Métal Hurlant, cult magazine dedicated to science fiction comics, which disappeared 15 years ago, will be reborn in the form of a quarterly offering in turn new creations and reissues.

The first issue will be released in September, on newsstands and in bookstores, with dozens of contributors including Enki Bilal.

On 288 pages, it will offer 225 pages of short comic books and 60 pages of articles and interviews, around the theme of "near future", the coming anticipation.

Originality of the project: the new Métal Hurlant will change theme with each issue and will alternate between two formulas.

One dedicated to new stories and new talents, and the other in "vintage" mode, which will reissue rarities and treasures from the old magazines, explained to AFP Vincent Bernière, journalist, author and publisher, and managing editor of the new magazine.

A way of playing on two fronts, targeting both new readers and older ones, attached to the old title.

And which is based on the example of the launch in recent years of "vintage" versions of other cultural magazines such as Première Classic.

This will reborn a magazine that has remained legendary for fans of SF, which has influenced until Ridley Scott ("Alien") and George Lucas, the father of Star Wars, and helped science fiction to come out of the underground to become the major genre it is today, especially in cinema and television.

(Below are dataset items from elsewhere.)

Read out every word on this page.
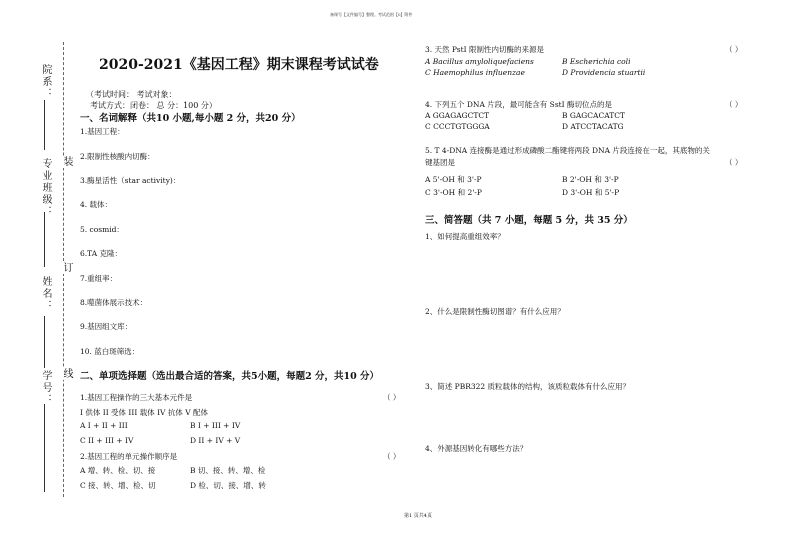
备课号【文件编号】整理。考试范围【0】附件
院系：
专业班级：
姓名：
学号：
装
订
线
2020-2021《基因工程》期末课程考试试卷
（考试时间： 考试对象：
考试方式：闭卷： 总 分：100 分）
一、名词解释（共10 小题,每小题 2 分，共20 分）
1.基因工程：
2.限制性核酸内切酶：
3.酶星活性（star activity)：
4. 载体：
5. cosmid：
6.TA 克隆：
7.重组率：
8.噬菌体展示技术：
9.基因组文库：
10. 蓝白斑筛选：
二、单项选择题（选出最合适的答案，共5小题，每题2 分，共10 分）
1.基因工程操作的三大基本元件是	（ ）
I 供体 II 受体 III 载体 IV 抗体 V 配体
A I + II + III	B I + III + IV
C II + III + IV	D II + IV + V
2.基因工程的单元操作顺序是	（ ）
A 增、转、检、切、接	B 切、接、转、增、检
C 接、转、增、检、切	D 检、切、接、增、转
3. 天然 PstI 限制性内切酶的来源是	（ ）
A Bacillus amyloliquefaciens	B Escherichia coli
C Haemophilus influenzae	D Providencia stuartii
4. 下列五个 DNA 片段，最可能含有 SstI 酶切位点的是	（ ）
A GGAGAGCTCT	B GAGCACATCT
C CCCTGTGGGA	D ATCCTACATG
5. T 4-DNA 连接酶是通过形成磷酸二酯键将两段 DNA 片段连接在一起，其底物的关
键基团是	（ ）
A 5'-OH 和 3'-P	B 2'-OH 和 3'-P
C 3'-OH 和 2'-P	D 3'-OH 和 5'-P
三、简答题（共 7 小题，每题 5 分，共 35 分）
1、如何提高重组效率？
2、什么是限制性酶切图谱？有什么应用？
3、简述 PBR322 质粒载体的结构，该质粒载体有什么应用？
4、外源基因转化有哪些方法？
第1 页共4页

Métal Hurlant was created in 1975 by the associated Humanoids.

This publishing house is the idea of ​​an incredible trio of authors and designers: Jean-Pierre Dionnet, comic strip critic, music and cinema with impressive erudition, Philippe Druillet, designer "of extraordinary plastic strength" today recognized as a great master, and Moebius, Jean Giraud of his real name, "pure genius" and great master of comics, summarizes Vincent Bernière.

- "The standard of a movement" -

They felt that SF did not have the place it deserved in the comic book magazines of the time, like Pilote.

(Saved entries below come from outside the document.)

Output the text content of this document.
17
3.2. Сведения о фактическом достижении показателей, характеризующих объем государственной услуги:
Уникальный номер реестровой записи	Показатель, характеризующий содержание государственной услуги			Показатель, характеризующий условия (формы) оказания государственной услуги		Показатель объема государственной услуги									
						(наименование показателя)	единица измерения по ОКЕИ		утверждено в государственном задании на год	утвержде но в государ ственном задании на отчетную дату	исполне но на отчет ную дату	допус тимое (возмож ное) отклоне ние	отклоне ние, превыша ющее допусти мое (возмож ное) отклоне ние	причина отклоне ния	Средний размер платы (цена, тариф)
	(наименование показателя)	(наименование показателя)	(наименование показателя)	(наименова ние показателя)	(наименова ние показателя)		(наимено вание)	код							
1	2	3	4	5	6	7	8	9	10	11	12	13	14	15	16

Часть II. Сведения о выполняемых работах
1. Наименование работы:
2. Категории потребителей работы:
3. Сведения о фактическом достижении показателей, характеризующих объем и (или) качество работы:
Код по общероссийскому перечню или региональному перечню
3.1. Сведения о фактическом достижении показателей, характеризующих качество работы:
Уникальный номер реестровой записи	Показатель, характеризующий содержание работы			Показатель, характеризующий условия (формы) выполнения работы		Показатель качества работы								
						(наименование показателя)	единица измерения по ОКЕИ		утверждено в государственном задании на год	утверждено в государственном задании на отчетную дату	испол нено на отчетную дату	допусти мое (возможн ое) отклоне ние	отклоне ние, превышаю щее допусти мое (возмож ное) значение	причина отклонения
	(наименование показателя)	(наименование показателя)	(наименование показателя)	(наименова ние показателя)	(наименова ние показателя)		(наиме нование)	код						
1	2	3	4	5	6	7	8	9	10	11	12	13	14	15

And their magazine, initially reserved for adults, helped make it a recognized genre.

"Métal Hurlant has never been a magazine for the general public", underlines Vincent Bernière.

But alongside other publications as with other publications such as L'Echo des savanes or Fluide Glacial, "he was the banner of a general movement around the so-called adult comic strip, which was until then considered as childish, even repulsive, and relegated to fanzines ".

The magazine stopped in 1987 and was relaunched for the first time in 2002, with a bimonthly formula that only lasted two years.

A final issue was published in 2006.

It was Vincent Bernière who had the idea of ​​relaunching this lost title with "Les Humanoïdes associés", after having successfully recreated "Les Cahiers de la BD".

In both cases, the project is based on a title with a strong identity.

And if the written press is plunged into a difficult context, the comic strip magazines retain many advantages, according to him, including the fact that the stories they publish are difficult to adapt in digital, unlike other types of publications.

"The screen does not allow you to dive into too long stories", changes the sequencing of stories and will never offer the same pleasure as reading a story printed on quality paper, he argues.

The new magazine is already generating enthusiasm.

A campaign launched on the Kisskissbankbank platform collected more than 5,500 presales in less than 10 days.